Q2: Is there a way to bypass the .outq if the message is void and we don't want to notify any other processes? (edit: I see I asked this a while ago and there is a DisablePublishingResponse for an optin for this which I'll test). If not then I assume we have to empty it ourselves?
mythz
—
2018-04-29T03:21:34Z —
#2
See the MqServerIntroTests.cs tests for examples of reading responses from the Response .inq.
Both PublishResponsesWhitelist and DisablePublishingResponses lets you opt-in to specify which Responses you want published.
I've also added a DisableNotifyMessages option you can use to disable messages being sent to the .outq. This change is available from v5.1.1 that's now available on MyGet.
lucuma
—
2018-10-05T15:26:39Z —
#3
mythz, it looks like you added the DisableNotifyMessages only to the ServiceBus Host. Can that option be added to the redis one as well? Also, I thought if I set PublishResponsesWhitelist to string[]{} it wouldn't publish those to the outq? Is that a wrong assumption?
Also, should I register an IMessageProducer as transient?
The snippet below, should it publish to the outq after the handler executes?
var redisFactory = new PooledRedisClientManager(Parameters.GetRedis());
var mqHost = new RedisMqServer(redisFactory, retryCount: 2);
mqHost.RegisterHandler<TrackLinkDTO>(x=> base.ExecuteMessage(x), 2 );
mqHost.PublishResponsesWhitelist = new string[]{};
public void Any(TrackLinkDTO req)
{
return;
}
mythz
—
2018-10-07T00:59:06Z —
#4
The .outq in Redis is a Pub/Sub topic not a queue, there's no reason not to publish to it as it's not persistent and only sends messages to active subscribers who are actively listening for notifications.

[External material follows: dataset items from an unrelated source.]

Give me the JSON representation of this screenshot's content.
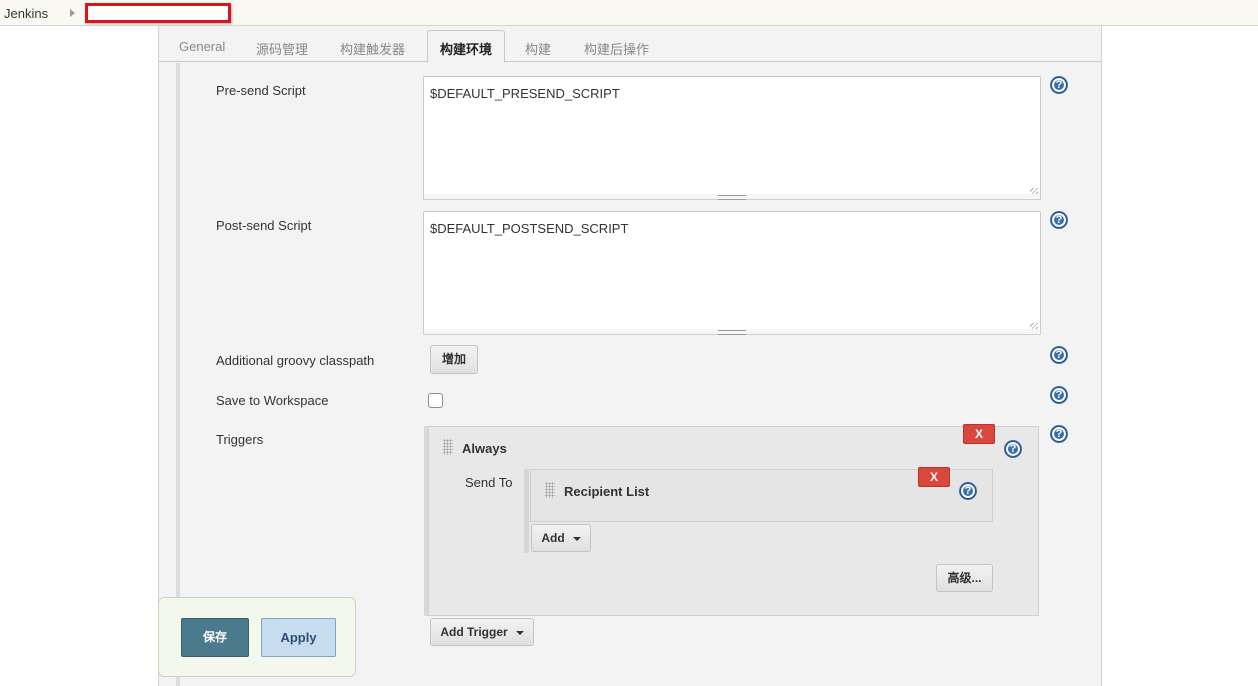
{
  "breadcrumb": {
    "root": "Jenkins",
    "separator_icon": "triangle-right-icon"
  },
  "tabs": [
    {
      "label": "General",
      "active": false
    },
    {
      "label": "源码管理",
      "active": false
    },
    {
      "label": "构建触发器",
      "active": false
    },
    {
      "label": "构建环境",
      "active": true
    },
    {
      "label": "构建",
      "active": false
    },
    {
      "label": "构建后操作",
      "active": false
    }
  ],
  "form": {
    "presend": {
      "label": "Pre-send Script",
      "value": "$DEFAULT_PRESEND_SCRIPT"
    },
    "postsend": {
      "label": "Post-send Script",
      "value": "$DEFAULT_POSTSEND_SCRIPT"
    },
    "groovy": {
      "label": "Additional groovy classpath",
      "button": "增加"
    },
    "workspace": {
      "label": "Save to Workspace",
      "checked": false
    },
    "triggers": {
      "label": "Triggers",
      "trigger_name": "Always",
      "delete_label": "X",
      "send_to_label": "Send To",
      "recipient_name": "Recipient List",
      "add_label": "Add",
      "advanced_label": "高级...",
      "add_trigger_label": "Add Trigger"
    }
  },
  "help_icon_text": "?",
  "footer": {
    "save_label": "保存",
    "apply_label": "Apply"
  },
  "colors": {
    "save": "#4a7a8c",
    "apply": "#c7dcef",
    "delete": "#d9473d",
    "help": "#3b6fa8"
  }
}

No don't register the IMessageProducer at all, the IMessageService or IMessageFactory are already registered as singletons in ServiceStack. For client (i.e. non ServiceStack client applications) you can register the IMessageFactory as a singleton, e.g:
container.Register<IMessageFactory>(c =>
new RedisMessageFactory(c.Resolve<IRedisClientsManager>()));
Which you can use either from an injected IMessageFactory or directly from the IOC with:
using (var producer = container.Resolve<IMessageFactory>().CreateMessageProducer())
{
producer.Publish(...);
}
You don't need to do this in ServiceStack since IMessageService and IMessageFactory are already registered. Also in Services the recommendation to publish messages is to use the PublishMessage() API, e.g:
public void Any(TrackLinkDTO req)
{
base.PublishMessage(...);
}